Воровская трилогия - Заур Зугумов
Шрифт:
Интервал:
Закладка:
«Неужели последнее, что мне предстоит увидеть в этой жизни, будут эти две огромные балки в потолочном перекрытии?» – подумал я тогда, глядя вверх и ожидая смерти – то проваливаясь в небытие, то возвращаясь вновь. В моменты пробуждения я был зол на весь мир. Почему после мгновения счастья приходится всегда платить неимоверно высокую цену где-то в глубине души? И все это, думалось мне, происходит только со мной. Зачем я вообще был рожден матерью? Для страданий?
Я точно помню тот момент. Лежа рядом с покойным, как я тогда думал, другом, я пал духом, и мне хотелось умереть, по крайней мере, к своему стыду, я почувствовал, что бороться больше нет сил. Я имею в виду, конечно, душевные силы, ибо физически мы и так были как два живых трупа. Однако вскоре расплывчатые очертания моих мыслей постепенно стали принимать более определенные, более устойчивые формы, и мне удалось представить себя в истинном положении – если не целиком, то хотя бы в деталях.
После вечерней поверки дверь в нашу камеру открылась вновь. Я закрыл глаза и притворился все еще вырубленным, но это пришли два мужика с носилками. Сначала меня, а потом Француза они перетащили в камеру-двойник и, бросив на нары, ушли, прикрыв за собой дверь, но не закрыв ее на ключ, – уж это бы я услышал. Чего мне стоило не закричать во время нашей транспортировки в эту камеру, знает один Бог. Силы и выдержку в меня вселили, как ни странно, два этих парчака, когда, перенося нас из камеры в камеру, они прикидывали, выживем ли мы и сколько нам еще осталось.

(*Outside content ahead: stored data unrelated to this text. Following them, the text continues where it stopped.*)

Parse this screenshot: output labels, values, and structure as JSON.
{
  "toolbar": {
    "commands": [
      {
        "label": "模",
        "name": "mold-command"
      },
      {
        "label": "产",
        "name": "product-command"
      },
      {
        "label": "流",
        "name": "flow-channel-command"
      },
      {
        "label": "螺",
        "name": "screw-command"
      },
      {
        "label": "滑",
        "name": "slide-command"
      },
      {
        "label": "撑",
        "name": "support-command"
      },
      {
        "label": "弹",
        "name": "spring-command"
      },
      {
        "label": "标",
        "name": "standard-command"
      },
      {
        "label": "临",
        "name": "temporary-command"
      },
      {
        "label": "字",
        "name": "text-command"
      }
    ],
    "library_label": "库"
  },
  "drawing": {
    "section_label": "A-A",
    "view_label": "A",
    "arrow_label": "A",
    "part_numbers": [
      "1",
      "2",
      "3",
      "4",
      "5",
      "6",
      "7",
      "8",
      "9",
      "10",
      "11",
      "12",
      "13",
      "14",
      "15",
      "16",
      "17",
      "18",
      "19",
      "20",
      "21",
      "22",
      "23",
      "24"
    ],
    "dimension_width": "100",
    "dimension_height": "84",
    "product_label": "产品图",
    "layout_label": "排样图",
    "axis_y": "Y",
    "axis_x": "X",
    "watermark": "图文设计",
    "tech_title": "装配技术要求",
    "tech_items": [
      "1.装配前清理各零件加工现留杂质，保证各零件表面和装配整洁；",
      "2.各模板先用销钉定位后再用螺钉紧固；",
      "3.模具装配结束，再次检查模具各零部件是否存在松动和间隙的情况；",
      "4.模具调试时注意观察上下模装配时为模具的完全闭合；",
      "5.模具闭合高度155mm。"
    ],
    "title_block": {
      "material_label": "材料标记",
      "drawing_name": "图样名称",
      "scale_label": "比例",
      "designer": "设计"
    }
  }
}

Из их разговора я сделал вывод, что Француз жив, а узнав это, я готов был терпеть любые муки!
Мои чувства будет трудно понять тем, кто никогда не имел настоящих друзей. Под словами «настоящий друг» я подразумеваю человека, за которого ты смело можешь идти на смерть. Это обстоятельство я хочу особо подчеркнуть, ибо оно чрезвычайно важно, на мой взгляд, для подрастающего поколения мужчин. Тяжело описывать, в каких танталовых муках прошла эта незабываемая ночь.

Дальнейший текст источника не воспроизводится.